Information Extraction for long, semi-unique documents

Hello good people,

First of all, thank you for creating this fantastic tool!

I am stuck with a particular task of information extraction and hoped I can have some of your precious input.

I have a few hundred, long (5-30 pages) pdf, doc and docx project documents from which I seek to extract specific information and store them in a structured database.

NER usually seems like a good solution for this, however, the documents all have very unique structures which can also change from document to document.
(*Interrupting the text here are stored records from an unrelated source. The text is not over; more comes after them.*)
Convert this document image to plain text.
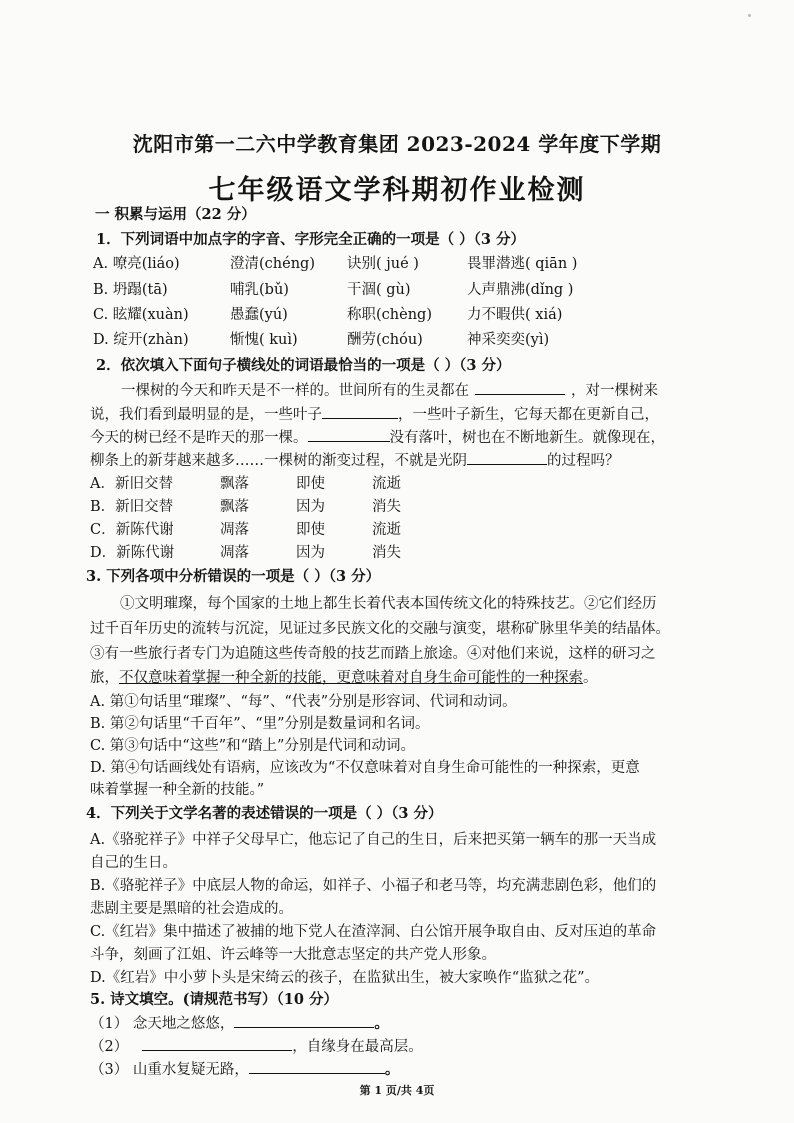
沈阳市第一二六中学教育集团 2023-2024 学年度下学期
七年级语文学科期初作业检测
一 积累与运用（22 分）
1．下列词语中加点字的字音、字形完全正确的一项是（ ）（3 分）
A. 嘹亮(liáo)	澄清(chéng) 诀别( jué )	畏罪潜逃( qiān )
B. 坍蹋(tā)	哺乳(bǔ)	干涸( gù)	人声鼎沸(dǐng )
C. 眩耀(xuàn)	愚蠢(yú)	称职(chèng) 力不暇供( xiá)
D. 绽开(zhàn)	惭愧( kuì)	酬劳(chóu)	神采奕奕(yì)
2．依次填入下面句子横线处的词语最恰当的一项是（ ）（3 分）
一棵树的今天和昨天是不一样的。世间所有的生灵都在	，对一棵树来
说，我们看到最明显的是，一些叶子	，一些叶子新生，它每天都在更新自己，
今天的树已经不是昨天的那一棵。	没有落叶，树也在不断地新生。就像现在，
柳条上的新芽越来越多……一棵树的渐变过程，不就是光阴	的过程吗？
A．新旧交替	飘落	即使	流逝
B．新旧交替	飘落	因为	消失
C．新陈代谢	凋落	即使	流逝
D．新陈代谢	凋落	因为	消失
3. 下列各项中分析错误的一项是（ ）（3 分）
①文明璀璨，每个国家的土地上都生长着代表本国传统文化的特殊技艺。②它们经历
过千百年历史的流转与沉淀，见证过多民族文化的交融与演变，堪称矿脉里华美的结晶体。
③有一些旅行者专门为追随这些传奇般的技艺而踏上旅途。④对他们来说，这样的研习之
旅，不仅意味着掌握一种全新的技能，更意味着对自身生命可能性的一种探索。
A. 第①句话里“璀璨”、“每”、“代表”分别是形容词、代词和动词。
B. 第②句话里“千百年”、“里”分别是数量词和名词。
C. 第③句话中“这些”和“踏上”分别是代词和动词。
D. 第④句话画线处有语病，应该改为“不仅意味着对自身生命可能性的一种探索，更意
味着掌握一种全新的技能。”
4．下列关于文学名著的表述错误的一项是（ ）（3 分）
A.《骆驼祥子》中祥子父母早亡，他忘记了自己的生日，后来把买第一辆车的那一天当成
自己的生日。
B.《骆驼祥子》中底层人物的命运，如祥子、小福子和老马等，均充满悲剧色彩，他们的
悲剧主要是黑暗的社会造成的。
C.《红岩》集中描述了被捕的地下党人在渣滓洞、白公馆开展争取自由、反对压迫的革命
斗争，刻画了江姐、许云峰等一大批意志坚定的共产党人形象。
D.《红岩》中小萝卜头是宋绮云的孩子，在监狱出生，被大家唤作“监狱之花”。
5. 诗文填空。(请规范书写）（10 分）
（1） 念天地之悠悠，	。
（2）	，自缘身在最高层。
（3） 山重水复疑无路，	。
第 1 页/共 4页
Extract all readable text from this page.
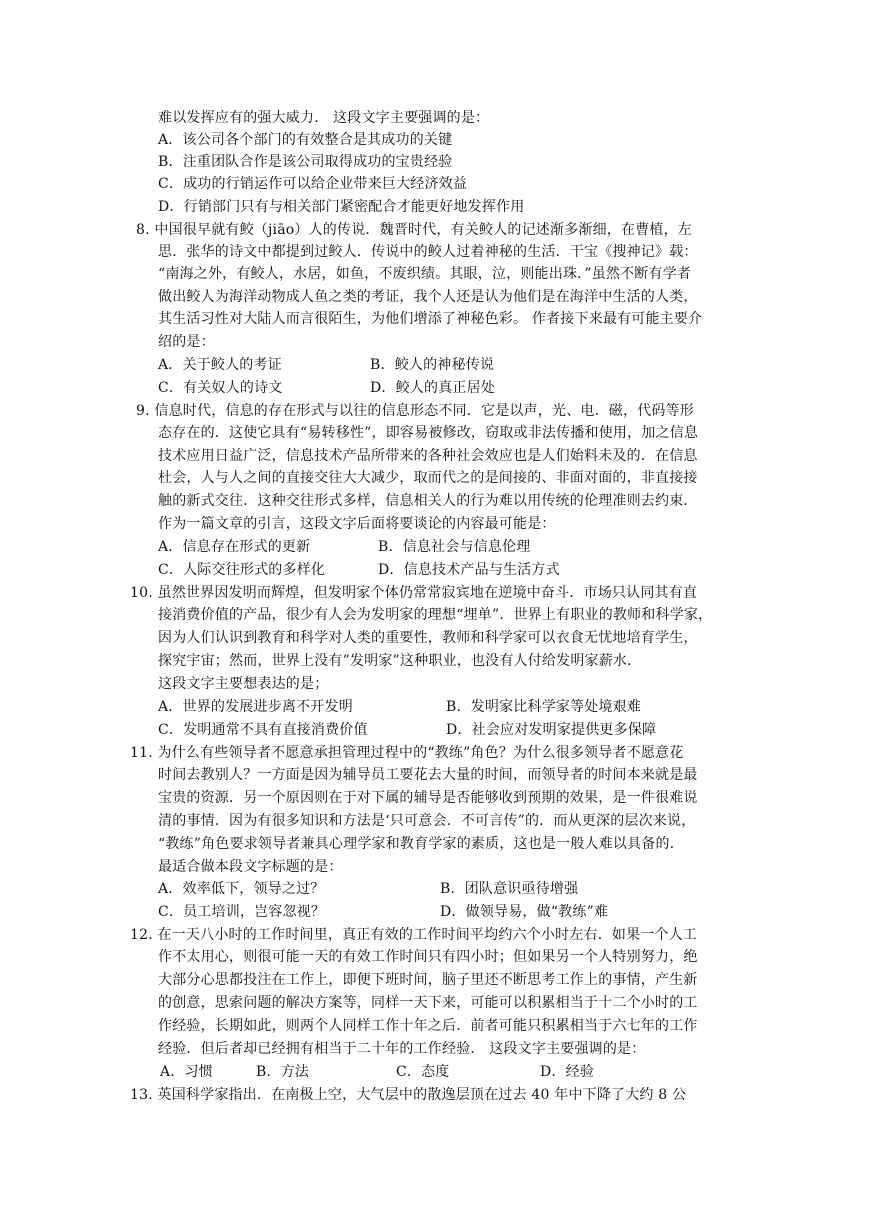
难以发挥应有的强大威力． 这段文字主要强调的是：
A．该公司各个部门的有效整合是其成功的关键
B．注重团队合作是该公司取得成功的宝贵经验
C．成功的行销运作可以给企业带来巨大经济效益
D．行销部门只有与相关部门紧密配合才能更好地发挥作用
8. 中国很早就有鲛（jiāo）人的传说．魏晋时代，有关鲛人的记述渐多渐细，在曹植，左
思．张华的诗文中都提到过鲛人．传说中的鲛人过着神秘的生活．干宝《搜神记》载：
“南海之外，有鲛人，水居，如鱼，不废织绩。其眼，泣，则能出珠．”虽然不断有学者
做出鲛人为海洋动物成人鱼之类的考证，我个人还是认为他们是在海洋中生活的人类，
其生活习性对大陆人而言很陌生，为他们增添了神秘色彩。 作者接下来最有可能主要介
绍的是：
A．关于鲛人的考证	B．鲛人的神秘传说
C．有关奴人的诗文	D．鲛人的真正居处
9. 信息时代，信息的存在形式与以往的信息形态不同．它是以声，光、电．磁，代码等形
态存在的．这使它具有“易转移性”，即容易被修改，窃取或非法传播和使用，加之信息
技术应用日益广泛，信息技术产品所带来的各种社会效应也是人们始料未及的．在信息
杜会，人与人之间的直接交往大大减少，取而代之的是间接的、非面对面的，非直接接
触的新式交往．这种交往形式多样，信息相关人的行为难以用传统的伦理准则去约束．
作为一篇文章的引言，这段文字后面将要谈论的内容最可能是：
A．信息存在形式的更新	B．信息社会与信息伦理
C．人际交往形式的多样化	D．信息技术产品与生活方式
10. 虽然世界因发明而辉煌，但发明家个体仍常常寂宾地在逆境中奋斗．市场只认同其有直
接消费价值的产品，很少有人会为发明家的理想“埋单”．世界上有职业的教师和科学家，
因为人们认识到教育和科学对人类的重要性，教师和科学家可以衣食无忧地培育学生，
探究宇宙；然而，世界上没有”发明家”这种职业，也没有人付给发明家薪水．
这段文字主要想表达的是；
A．世界的发展进步离不开发明	B．发明家比科学家等处境艰难
C．发明通常不具有直接消费价值	D．社会应对发明家提供更多保障
11. 为什么有些领导者不愿意承担管理过程中的“教练”角色？为什么很多领导者不愿意花
时间去教别人？一方面是因为辅导员工要花去大量的时间，而领导者的时间本来就是最
宝贵的资源．另一个原因则在于对下属的辅导是否能够收到预期的效果，是一件很难说
清的事情．因为有很多知识和方法是‘只可意会．不可言传”的．而从更深的层次来说，
“教练”角色要求领导者兼具心理学家和教育学家的素质，这也是一般人难以具备的．
最适合做本段文字标题的是：
A．效率低下，领导之过？	B．团队意识亟待增强
C．员工培训，岂容忽视？	D．做领导易，做“教练”难
12. 在一天八小时的工作时间里，真正有效的工作时间平均约六个小时左右．如果一个人工
作不太用心，则很可能一天的有效工作时间只有四小时；但如果另一个人特别努力，绝
大部分心思都投注在工作上，即便下班时间，脑子里还不断思考工作上的事情，产生新
的创意，思索问题的解决方案等，同样一天下来，可能可以积累相当于十二个小时的工
作经验，长期如此，则两个人同样工作十年之后．前者可能只积累相当于六七年的工作
经验．但后者却已经拥有相当于二十年的工作经验． 这段文字主要强调的是：
A．习惯	B．方法	C．态度	D．经验
13. 英国科学家指出．在南极上空，大气层中的散逸层顶在过去 40 年中下降了大约 8 公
For instance, a lot of relevant information is stored in tables as numbers, single keywords or longer text, whereas the column names are needed to make sense of them.

As far as I understand, spaCys NER uses the surrounding words to identify entities, hence loading in the whole documents as raw text and manually tagging column keywords and phrases will probably not serve as good data.

It seems I have to do some sort of pre-processing, but I am unsure how I can automate pre-processing of different document types and structures to make it useful for Prodigy.

An example of the document structure is as follows:


Table (0.5 page)

Table (1 page)

Text (0.5 page)

Table (1 page)

Text (3 page) .... and so on.

As a last resort, I thought about just extracting the whole raw text from the documents (only removing linebreaks in python), and manually tag the information I want with ner.manual. However, I am not sure if I can “abuse” ner.manual to annotate whole paragraphs just for information extraction, especially while also using it to annotate real entities.

Also, is there a way to link the extracted information/entities back to the sentence/paragraph they are extracted from. I am asking, because often we will extract the same entity a few hundred times (for instance an organisation like “World Bank” and to make use of this information when query back, I need the surrounding context).

Many questions. My apologies. I hope you can shed some light on these issues.



Thanks for the kind words, I hope we can help you complete your project :). I've answered some of your questions in your other thread; I think it'll probably be easier to keep discussion there, to keep it in one place.

Table extraction is a common problem, and it's one that no current NLP tooling that I'm aware of handles very well. You might have to get a bit creative. I will say though, that you shouldn't need to use the NER tooling for whole paragraphs: it should be both quicker and easier to just make that a textcat task.

As I mentioned in the other thread, it will be essential to divide up the documents into tasks, while maintaining a mapping back to the original document and paragraph IDs, so you can match things up later.